Тело хозяина покоилось в опрокинутом кресле. На трупе был домашний халат, на ковре рядом валялся ТТ. Не обращая внимания на четырех уставившихся на него офицеров, Гоцман подошел к трупу и внимательно всмотрелся в мертвое лицо генерал-лейтенанта интендантской службы Воробьева…
— Вы кто?! — Перед Гоцманом возник плотно сбитый моложавый майор с острым взглядом и густыми, щеткой, бровями.
— Подполковник милиции Гоцман. Начальник отдела УГРО по борьбе…

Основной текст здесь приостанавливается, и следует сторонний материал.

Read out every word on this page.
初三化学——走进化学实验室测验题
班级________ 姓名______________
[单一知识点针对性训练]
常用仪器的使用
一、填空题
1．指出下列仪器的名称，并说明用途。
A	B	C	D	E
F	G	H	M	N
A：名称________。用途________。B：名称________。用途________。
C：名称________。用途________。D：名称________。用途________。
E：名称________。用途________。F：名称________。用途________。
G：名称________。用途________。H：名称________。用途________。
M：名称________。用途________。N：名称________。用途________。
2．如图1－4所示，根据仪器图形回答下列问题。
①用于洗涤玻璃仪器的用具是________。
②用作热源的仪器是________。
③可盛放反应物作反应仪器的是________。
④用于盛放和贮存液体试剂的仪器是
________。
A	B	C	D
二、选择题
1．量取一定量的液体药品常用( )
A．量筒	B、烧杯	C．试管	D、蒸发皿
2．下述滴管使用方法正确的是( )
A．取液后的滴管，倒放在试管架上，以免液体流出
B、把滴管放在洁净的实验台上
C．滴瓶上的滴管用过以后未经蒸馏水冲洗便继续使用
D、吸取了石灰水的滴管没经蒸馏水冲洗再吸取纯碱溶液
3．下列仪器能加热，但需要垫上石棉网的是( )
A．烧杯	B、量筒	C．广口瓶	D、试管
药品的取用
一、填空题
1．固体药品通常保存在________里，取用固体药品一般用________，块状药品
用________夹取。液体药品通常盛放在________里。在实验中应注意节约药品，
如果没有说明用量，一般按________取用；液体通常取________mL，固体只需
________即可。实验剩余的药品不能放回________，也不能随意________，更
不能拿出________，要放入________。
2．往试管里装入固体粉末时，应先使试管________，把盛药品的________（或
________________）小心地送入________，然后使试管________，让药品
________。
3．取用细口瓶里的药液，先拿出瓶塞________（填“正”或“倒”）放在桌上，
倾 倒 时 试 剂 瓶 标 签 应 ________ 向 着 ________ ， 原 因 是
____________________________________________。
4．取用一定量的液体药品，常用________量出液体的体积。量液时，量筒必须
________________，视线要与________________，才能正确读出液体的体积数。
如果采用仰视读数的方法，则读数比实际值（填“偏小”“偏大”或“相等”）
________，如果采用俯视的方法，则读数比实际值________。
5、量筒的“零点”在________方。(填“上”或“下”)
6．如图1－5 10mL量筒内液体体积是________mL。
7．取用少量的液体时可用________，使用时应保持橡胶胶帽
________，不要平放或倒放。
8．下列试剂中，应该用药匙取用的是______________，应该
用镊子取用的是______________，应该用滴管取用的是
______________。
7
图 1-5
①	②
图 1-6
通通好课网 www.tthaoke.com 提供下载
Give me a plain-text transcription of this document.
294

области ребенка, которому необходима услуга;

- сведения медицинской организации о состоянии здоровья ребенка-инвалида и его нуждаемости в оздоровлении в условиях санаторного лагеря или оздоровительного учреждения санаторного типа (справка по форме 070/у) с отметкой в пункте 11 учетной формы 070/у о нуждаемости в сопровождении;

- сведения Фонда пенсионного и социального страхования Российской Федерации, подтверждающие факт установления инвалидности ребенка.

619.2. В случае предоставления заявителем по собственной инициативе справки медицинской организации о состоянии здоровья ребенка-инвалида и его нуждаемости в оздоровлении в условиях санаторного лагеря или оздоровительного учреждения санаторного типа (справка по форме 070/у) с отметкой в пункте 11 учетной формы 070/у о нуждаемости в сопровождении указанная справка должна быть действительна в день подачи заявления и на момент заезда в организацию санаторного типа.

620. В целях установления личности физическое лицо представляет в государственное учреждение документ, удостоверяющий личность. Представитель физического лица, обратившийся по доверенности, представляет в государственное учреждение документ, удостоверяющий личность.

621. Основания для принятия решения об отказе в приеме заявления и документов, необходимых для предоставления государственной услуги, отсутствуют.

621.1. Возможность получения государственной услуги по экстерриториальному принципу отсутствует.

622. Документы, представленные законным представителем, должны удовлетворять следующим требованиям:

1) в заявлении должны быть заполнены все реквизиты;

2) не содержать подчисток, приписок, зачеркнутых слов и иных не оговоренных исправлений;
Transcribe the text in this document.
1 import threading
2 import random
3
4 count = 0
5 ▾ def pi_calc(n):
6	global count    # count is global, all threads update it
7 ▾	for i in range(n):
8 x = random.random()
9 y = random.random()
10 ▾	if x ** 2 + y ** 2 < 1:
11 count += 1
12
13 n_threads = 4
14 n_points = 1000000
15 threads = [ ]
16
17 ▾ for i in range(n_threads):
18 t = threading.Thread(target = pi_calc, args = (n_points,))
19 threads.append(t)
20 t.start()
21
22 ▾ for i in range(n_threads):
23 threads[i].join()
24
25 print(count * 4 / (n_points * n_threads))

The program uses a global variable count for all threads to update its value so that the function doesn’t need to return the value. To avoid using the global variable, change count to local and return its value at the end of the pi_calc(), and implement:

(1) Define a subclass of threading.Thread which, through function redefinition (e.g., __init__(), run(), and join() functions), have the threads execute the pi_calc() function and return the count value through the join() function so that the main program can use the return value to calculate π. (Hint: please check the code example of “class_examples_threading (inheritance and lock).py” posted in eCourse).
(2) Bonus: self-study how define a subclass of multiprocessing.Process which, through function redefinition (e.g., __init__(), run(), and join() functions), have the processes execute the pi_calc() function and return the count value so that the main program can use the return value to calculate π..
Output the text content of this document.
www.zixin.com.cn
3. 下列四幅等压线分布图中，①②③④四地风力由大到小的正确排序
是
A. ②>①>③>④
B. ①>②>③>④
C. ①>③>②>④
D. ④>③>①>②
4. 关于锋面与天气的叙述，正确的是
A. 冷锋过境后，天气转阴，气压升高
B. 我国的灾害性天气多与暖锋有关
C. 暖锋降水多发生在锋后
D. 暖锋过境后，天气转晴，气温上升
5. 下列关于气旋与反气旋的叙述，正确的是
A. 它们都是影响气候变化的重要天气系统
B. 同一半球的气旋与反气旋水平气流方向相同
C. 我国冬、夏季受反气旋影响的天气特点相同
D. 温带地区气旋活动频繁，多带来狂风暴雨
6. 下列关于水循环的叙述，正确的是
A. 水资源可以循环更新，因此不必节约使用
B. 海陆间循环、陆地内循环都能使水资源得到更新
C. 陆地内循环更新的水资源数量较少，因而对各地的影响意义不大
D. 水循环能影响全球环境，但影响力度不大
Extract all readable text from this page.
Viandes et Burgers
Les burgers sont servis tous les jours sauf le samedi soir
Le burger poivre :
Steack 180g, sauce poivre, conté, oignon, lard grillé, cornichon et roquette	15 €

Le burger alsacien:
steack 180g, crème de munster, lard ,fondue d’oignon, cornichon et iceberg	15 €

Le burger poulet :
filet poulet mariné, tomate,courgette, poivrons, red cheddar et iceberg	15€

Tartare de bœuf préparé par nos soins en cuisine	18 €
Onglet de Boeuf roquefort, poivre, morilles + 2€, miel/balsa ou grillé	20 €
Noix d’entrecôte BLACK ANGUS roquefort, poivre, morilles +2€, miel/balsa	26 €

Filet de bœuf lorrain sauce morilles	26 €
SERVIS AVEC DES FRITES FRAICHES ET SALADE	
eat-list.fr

— Ваши документы, — сухо перебил майор.
Взял книжечку, остро глянул в лицо Гоцмана, сверяя с фотографией. Поднес удостоверение к горящему бра, изучая в скользящем свете тиснение печати… Наконец вернул документы, козырнул:
— Извините, товарищ подполковник. Майор Семчук, Управление военной контрразведки МГБ Одесского военного округа. Пока придется подождать на кухне.
— Я здесь по приказу начальника УГРО товарища…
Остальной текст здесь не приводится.